28. 11. 2013 tarih ve 6502 sayılı -yeni)tüketicinin korunması hakkında kanun ile açıklamalar- ilgili mevzuat ve tablolar
08 Mart 1995 tarihli Resmi Gazete’de yayımlanan ve altı ay sonra yürürlüğe giren 4077 sayılı Tüketicinin Korunması Hakkında Kanun tüketicilerin korunması alanında ilk özel Kanun niteliğinde idi. Bu Kanuna getirilen pek çok eleştiri nedeniyle birçok Kanunla 4077 sayılı Kanun üzerinde değişiklikler yapılmıştır. 2007 yılından beri de bu Kanunda geniş çaplı revizyon çalışmaları yürütülmüş, ancak Kanunda geniş çaplı revizyon yapmak yerine büsbütün yeni bir Kanun yapma ihtiyacı doğmuştur. Nihayet 28 Kasım 2013 tarihinde Resmi Gazete’de yayımlanan 6502 sayılı Tüketicinin Korunması Hakkında Kanun ile bu açık doldurulmuştur. 6502 sayılı Tüketicinin Korunması Hakkında Kanun yayımından altı ay sonra, 28 Mayıs 2014 tarihinde yürürlüğe girmiştir. Bu Kanun, Kanun yapma tekniği açısından 4077 sayılı Kanundan çok ileridedir. Ancak tüketici hakları bakımından getirdiği geniş ve yerinde düzenlemeler yanında eskiye oranla geriye gidiş niteliğinde düzenlemeler de içermektedir. Bunlara yeri geldikçe değinilmiştir. Ayrıca BDDK tarafından tüketici kredileri ve kredi kartı ödemelerinde taksit sınırlamalarına yönelik 31. 12. 2013 tarihli ve 22. 10. 2014 tarihli birçok Yönetmelik değişikliği Kitabımıza eklenmiştir.
Çalışmamız hukuk öğrencileri ve hukukla ilgili dersleri alan öğrenciler için yalın bir dille kaleme alınmıştır. Doktriner tartışmalardan kaçınmak amacıyla pek az yerde olması gereken hukuk açısından görüş ve kanaat bildirilmiştir.
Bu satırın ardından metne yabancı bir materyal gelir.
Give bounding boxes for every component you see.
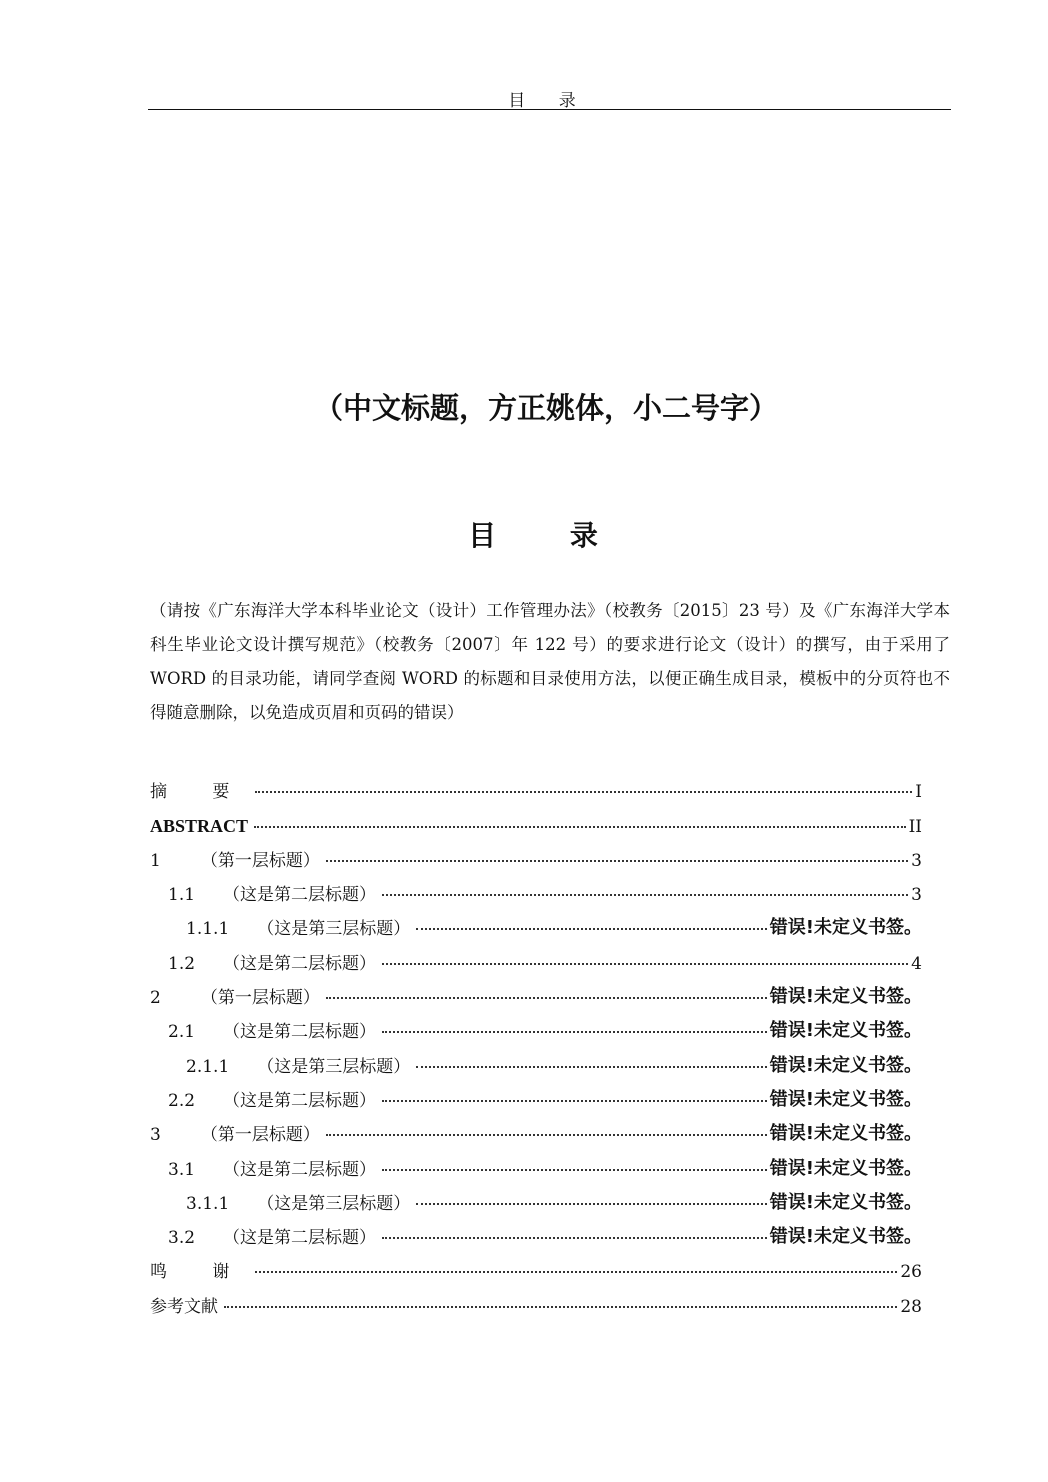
toc-entry-page: 错误!未定义书签。 (769, 1123, 922, 1145)
toc-entry-page: 错误!未定义书签。 (769, 1054, 922, 1076)
toc-entry-label: 参考文献 (150, 1296, 218, 1317)
toc-leader (416, 928, 767, 930)
toc-entry-page: II (908, 816, 922, 837)
toc-entry-number: 1 (150, 850, 161, 871)
toc-entry-number: 3.1.1 (186, 1193, 230, 1214)
toc-entry-title: （第一层标题） (200, 1125, 320, 1146)
toc-entry-page: 错误!未定义书签。 (769, 917, 922, 939)
toc-leader (326, 860, 908, 862)
toc-entry-number: 1.1 (168, 885, 196, 906)
toc-leader (224, 1306, 897, 1308)
toc-entry[interactable] (150, 1248, 922, 1282)
toc-leader (326, 1134, 767, 1136)
toc-entry-page: 28 (900, 1296, 922, 1317)
toc-entry[interactable] (150, 1214, 922, 1248)
toc-entry-title: （第一层标题） (200, 850, 320, 871)
toc-entry-label (168, 949, 376, 974)
toc-entry[interactable] (150, 1077, 922, 1111)
toc-entry-label (168, 1155, 376, 1180)
header-divider (148, 109, 951, 110)
toc-entry-label: 摘 要 (150, 782, 250, 803)
toc-entry-title: （这是第二层标题） (223, 1159, 377, 1180)
toc-entry-label: 鸣 谢 (150, 1262, 250, 1283)
toc-entry[interactable] (150, 974, 922, 1008)
toc-entry-page: I (915, 782, 922, 803)
toc-entry-number: 1.2 (168, 953, 196, 974)
toc-entry-page: 错误!未定义书签。 (769, 1088, 922, 1110)
toc-entry-number: 2.1.1 (186, 1056, 230, 1077)
toc-entry-page: 26 (900, 1262, 922, 1283)
toc-entry[interactable] (150, 1111, 922, 1145)
toc-entry-title: （这是第二层标题） (223, 1228, 377, 1249)
toc-leader (382, 1169, 767, 1171)
toc-entry-page: 错误!未定义书签。 (769, 986, 922, 1008)
toc-entry-number: 3.1 (168, 1159, 196, 1180)
toc-entry[interactable] (150, 802, 922, 836)
toc-entry[interactable] (150, 1282, 922, 1316)
toc-entry-title: （这是第二层标题） (223, 1022, 377, 1043)
toc-heading: 目 录 (468, 519, 630, 552)
toc-entry[interactable] (150, 871, 922, 905)
table-of-contents (150, 768, 922, 1317)
toc-entry-number: 3 (150, 1125, 161, 1146)
toc-entry-label (168, 880, 376, 905)
toc-entry-page: 错误!未定义书签。 (769, 1226, 922, 1248)
toc-entry-label (150, 983, 320, 1008)
toc-leader (254, 826, 906, 828)
toc-leader (382, 1100, 767, 1102)
toc-entry-title: （第一层标题） (200, 988, 320, 1009)
toc-leader (382, 1237, 767, 1239)
toc-entry-label (186, 1189, 410, 1214)
toc-entry-title: （这是第二层标题） (223, 1090, 377, 1111)
toc-leader (255, 1271, 897, 1273)
toc-entry-number: 2.2 (168, 1090, 196, 1111)
toc-leader (255, 791, 912, 793)
toc-entry[interactable] (150, 1042, 922, 1076)
toc-entry-label (186, 914, 410, 939)
toc-leader (416, 1066, 767, 1068)
toc-entry-title: （这是第三层标题） (257, 1193, 411, 1214)
toc-entry-page: 错误!未定义书签。 (769, 1020, 922, 1042)
toc-entry-title: （这是第三层标题） (257, 1056, 411, 1077)
toc-entry[interactable] (150, 905, 922, 939)
toc-entry[interactable] (150, 939, 922, 973)
toc-entry-number: 1.1.1 (186, 919, 230, 940)
toc-entry-title: （这是第二层标题） (223, 885, 377, 906)
toc-entry-title: （这是第三层标题） (257, 919, 411, 940)
toc-entry-label (150, 1120, 320, 1145)
toc-entry-number: 2.1 (168, 1022, 196, 1043)
toc-entry-page: 3 (911, 885, 922, 906)
toc-entry-title: （这是第二层标题） (223, 953, 377, 974)
toc-entry-label (168, 1017, 376, 1042)
document-title: （中文标题，方正姚体，小二号字） (313, 391, 778, 425)
toc-entry-label: ABSTRACT (150, 815, 249, 836)
toc-leader (416, 1203, 767, 1205)
toc-entry-label (168, 1086, 376, 1111)
toc-entry-page: 4 (911, 953, 922, 974)
toc-entry-page: 错误!未定义书签。 (769, 1191, 922, 1213)
toc-entry-label (150, 846, 320, 871)
toc-entry[interactable] (150, 1180, 922, 1214)
toc-entry[interactable] (150, 1008, 922, 1042)
toc-entry-page: 错误!未定义书签。 (769, 1157, 922, 1179)
toc-leader (382, 1031, 767, 1033)
toc-leader (382, 894, 908, 896)
toc-entry[interactable] (150, 1145, 922, 1179)
page-header: 目 录 (508, 91, 590, 111)
toc-entry-label (186, 1052, 410, 1077)
toc-entry-page: 3 (911, 850, 922, 871)
toc-leader (326, 997, 767, 999)
toc-leader (382, 963, 908, 965)
toc-entry-number: 2 (150, 988, 161, 1009)
toc-entry[interactable] (150, 768, 922, 802)
toc-entry[interactable] (150, 837, 922, 871)
instructions-paragraph: （请按《广东海洋大学本科毕业论文（设计）工作管理办法》（校教务〔2015〕23 号）及《广东海洋大学本科生毕业论文设计撰写规范》（校教务〔2007〕年 122 号）的要求进行论文（设计）的撰写，由于采用了 WORD 的目录功能，请同学查阅 WORD 的标题和目录使用方法，以便正确生成目录，模板中的分页符也不得随意删除，以免造成页眉和页码的错误） (150, 601, 950, 722)
toc-entry-label (168, 1223, 376, 1248)
toc-entry-number: 3.2 (168, 1228, 196, 1249)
Çalışmanın tüketici hukuku dersi alan öğrenciler hatta uygulamacılar (özellikle avukat ve hâkimler) için de 602 sayılı Kanunun bilinmesi açısından en azından başlangıç niteliğinde yararlı olabileceğini düşünmekteyim.
Unutulmamalıdır ki Kanunda belirtilen hakları etkin biçimde kullanmadıkça en iyi Kanunların bile işe yaramadığı bilinen bir gerçektir. İşte bu çalışma bir nebze de olsa tüketicilerin haklarını bilmesi ve etkin biçimde kullanması amacıyla hazırlanmıştır. Bu anlamda bir özlü sözde belirtildiği gibi -Adalet halkın gıdasıdır, insanlık ona daima muhtaçtır. - Gerçekten de Adalet, su ve hava gibi ihtiyacımız olduğunda hissettiğimiz bir olgudur.